7. Мнѣ кажется, что такой исходъ дѣла по вдохновенію Божію состоялся особенно въ виду коварства того рода людей, которые, замышляя пустить въ ходъ свою ересь подъ чужимъ именемъ, берутъ большею частію малоизвѣстное сочиненіе какого нибудь древняго мужа, по неясности своей какъ будто благопріятствующее ихъ ученію, чтобы такимъ образомъ показать, что то, что они проповѣдуютъ, чтó бы тамъ ни было, проповѣдуютъ не они первые и не они одни. Нечестіе такого рода людей я считаю вдвойнѣ заслуживающимъ отвращенія, какъ потому, что они не страшатся упаивать другихъ ядомъ ереси, такъ и потому, что они выставляютъ, такъ сказать, на вѣтеръ память святаго человѣка, какъ будто какой прахъ безжизненный, и тѣ мнѣнія его, которыя надлежало погребсти молчаніемъ, позорятъ, поднимая ихъ вновь.

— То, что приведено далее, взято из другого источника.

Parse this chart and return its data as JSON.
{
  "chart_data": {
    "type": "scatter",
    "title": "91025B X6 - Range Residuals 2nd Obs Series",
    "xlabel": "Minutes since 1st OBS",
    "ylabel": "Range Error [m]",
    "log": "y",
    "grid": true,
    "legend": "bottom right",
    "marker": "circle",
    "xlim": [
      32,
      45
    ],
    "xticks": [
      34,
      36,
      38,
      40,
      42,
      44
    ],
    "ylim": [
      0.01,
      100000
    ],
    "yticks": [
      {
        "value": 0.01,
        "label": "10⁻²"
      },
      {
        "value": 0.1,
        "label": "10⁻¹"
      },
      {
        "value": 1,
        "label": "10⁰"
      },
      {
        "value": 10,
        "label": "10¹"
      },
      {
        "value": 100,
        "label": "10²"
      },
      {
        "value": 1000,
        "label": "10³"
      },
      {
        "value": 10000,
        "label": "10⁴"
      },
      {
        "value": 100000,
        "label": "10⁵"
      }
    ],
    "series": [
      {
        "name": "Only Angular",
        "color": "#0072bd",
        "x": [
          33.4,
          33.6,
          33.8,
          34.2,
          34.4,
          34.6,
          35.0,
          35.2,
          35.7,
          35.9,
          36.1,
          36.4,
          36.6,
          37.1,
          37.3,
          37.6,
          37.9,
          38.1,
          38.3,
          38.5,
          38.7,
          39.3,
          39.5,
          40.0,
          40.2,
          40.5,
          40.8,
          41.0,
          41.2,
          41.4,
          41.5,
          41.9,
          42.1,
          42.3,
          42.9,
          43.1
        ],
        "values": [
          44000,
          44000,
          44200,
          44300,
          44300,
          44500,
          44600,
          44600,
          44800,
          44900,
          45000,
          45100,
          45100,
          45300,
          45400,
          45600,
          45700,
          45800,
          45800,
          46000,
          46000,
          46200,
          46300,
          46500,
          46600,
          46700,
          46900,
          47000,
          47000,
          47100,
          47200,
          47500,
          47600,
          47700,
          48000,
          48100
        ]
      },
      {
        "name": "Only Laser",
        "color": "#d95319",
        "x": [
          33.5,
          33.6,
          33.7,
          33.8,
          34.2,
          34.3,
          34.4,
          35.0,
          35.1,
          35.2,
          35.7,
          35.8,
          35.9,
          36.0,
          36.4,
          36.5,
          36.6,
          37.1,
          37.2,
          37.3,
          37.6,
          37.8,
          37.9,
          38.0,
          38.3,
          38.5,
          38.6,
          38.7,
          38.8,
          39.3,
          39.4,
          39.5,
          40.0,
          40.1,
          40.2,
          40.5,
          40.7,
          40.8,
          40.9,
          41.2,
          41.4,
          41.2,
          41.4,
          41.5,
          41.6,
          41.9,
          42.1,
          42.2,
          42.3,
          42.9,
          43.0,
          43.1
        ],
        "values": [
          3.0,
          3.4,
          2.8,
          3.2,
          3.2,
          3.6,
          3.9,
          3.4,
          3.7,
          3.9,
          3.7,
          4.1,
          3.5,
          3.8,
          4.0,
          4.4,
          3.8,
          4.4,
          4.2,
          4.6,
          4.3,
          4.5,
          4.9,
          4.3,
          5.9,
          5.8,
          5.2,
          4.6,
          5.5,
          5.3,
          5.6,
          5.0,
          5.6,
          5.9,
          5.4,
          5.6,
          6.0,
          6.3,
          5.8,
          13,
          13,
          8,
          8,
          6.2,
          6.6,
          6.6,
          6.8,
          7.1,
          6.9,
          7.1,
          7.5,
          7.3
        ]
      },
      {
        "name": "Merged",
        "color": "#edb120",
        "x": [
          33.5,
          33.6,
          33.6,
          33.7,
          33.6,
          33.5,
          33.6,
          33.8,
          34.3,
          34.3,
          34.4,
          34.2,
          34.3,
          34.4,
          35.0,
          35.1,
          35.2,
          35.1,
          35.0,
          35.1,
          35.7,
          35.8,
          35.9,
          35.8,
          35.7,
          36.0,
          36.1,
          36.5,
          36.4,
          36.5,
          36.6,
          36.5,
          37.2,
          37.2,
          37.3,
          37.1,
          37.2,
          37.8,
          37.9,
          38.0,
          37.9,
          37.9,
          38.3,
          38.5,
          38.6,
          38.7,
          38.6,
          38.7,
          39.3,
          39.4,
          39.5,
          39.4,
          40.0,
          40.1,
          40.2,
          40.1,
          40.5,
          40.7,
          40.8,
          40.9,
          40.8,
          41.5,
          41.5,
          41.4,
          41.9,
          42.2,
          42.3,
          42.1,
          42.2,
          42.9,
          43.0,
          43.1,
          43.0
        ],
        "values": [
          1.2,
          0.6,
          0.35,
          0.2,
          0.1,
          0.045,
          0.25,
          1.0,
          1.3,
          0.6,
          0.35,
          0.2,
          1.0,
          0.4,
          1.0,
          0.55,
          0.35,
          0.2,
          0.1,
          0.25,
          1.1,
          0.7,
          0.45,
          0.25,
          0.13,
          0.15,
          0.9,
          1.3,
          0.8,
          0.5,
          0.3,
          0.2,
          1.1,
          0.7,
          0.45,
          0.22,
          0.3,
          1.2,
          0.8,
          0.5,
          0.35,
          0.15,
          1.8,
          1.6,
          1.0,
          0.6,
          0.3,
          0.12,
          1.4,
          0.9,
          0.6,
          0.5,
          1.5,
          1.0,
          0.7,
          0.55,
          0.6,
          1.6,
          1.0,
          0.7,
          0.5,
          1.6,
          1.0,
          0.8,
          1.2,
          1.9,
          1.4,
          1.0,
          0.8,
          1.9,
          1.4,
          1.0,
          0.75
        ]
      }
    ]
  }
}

Они идутъ совершенно по слѣдамъ учителя ихъ Хама, который не только не позаботился прикрыть наготу почтеннаго отца своего, Ноя, но разсказалъ еще о ней другимъ въ посмѣяніе, чѣмъ и заслужилъ то, что даже на потомковъ его пало проклятіе этого грѣха. Совсѣмъ не такъ поступили блаженные его братья. Они не хотѣли ни своими глазами видѣть наготу досточтимаго своего отца, ни другихъ допустить надъ нею издѣваться; но покрыли его, какъ сказано въ Писаніи, оборотившись лицемъ назадъ, — то есть, они и не одобрили ошибки святаго мужа, но и не выставили ея на позоръ, а за то и получили въ награду щедрое благословеніе своему потомству. Однако возвратимся къ предмету. 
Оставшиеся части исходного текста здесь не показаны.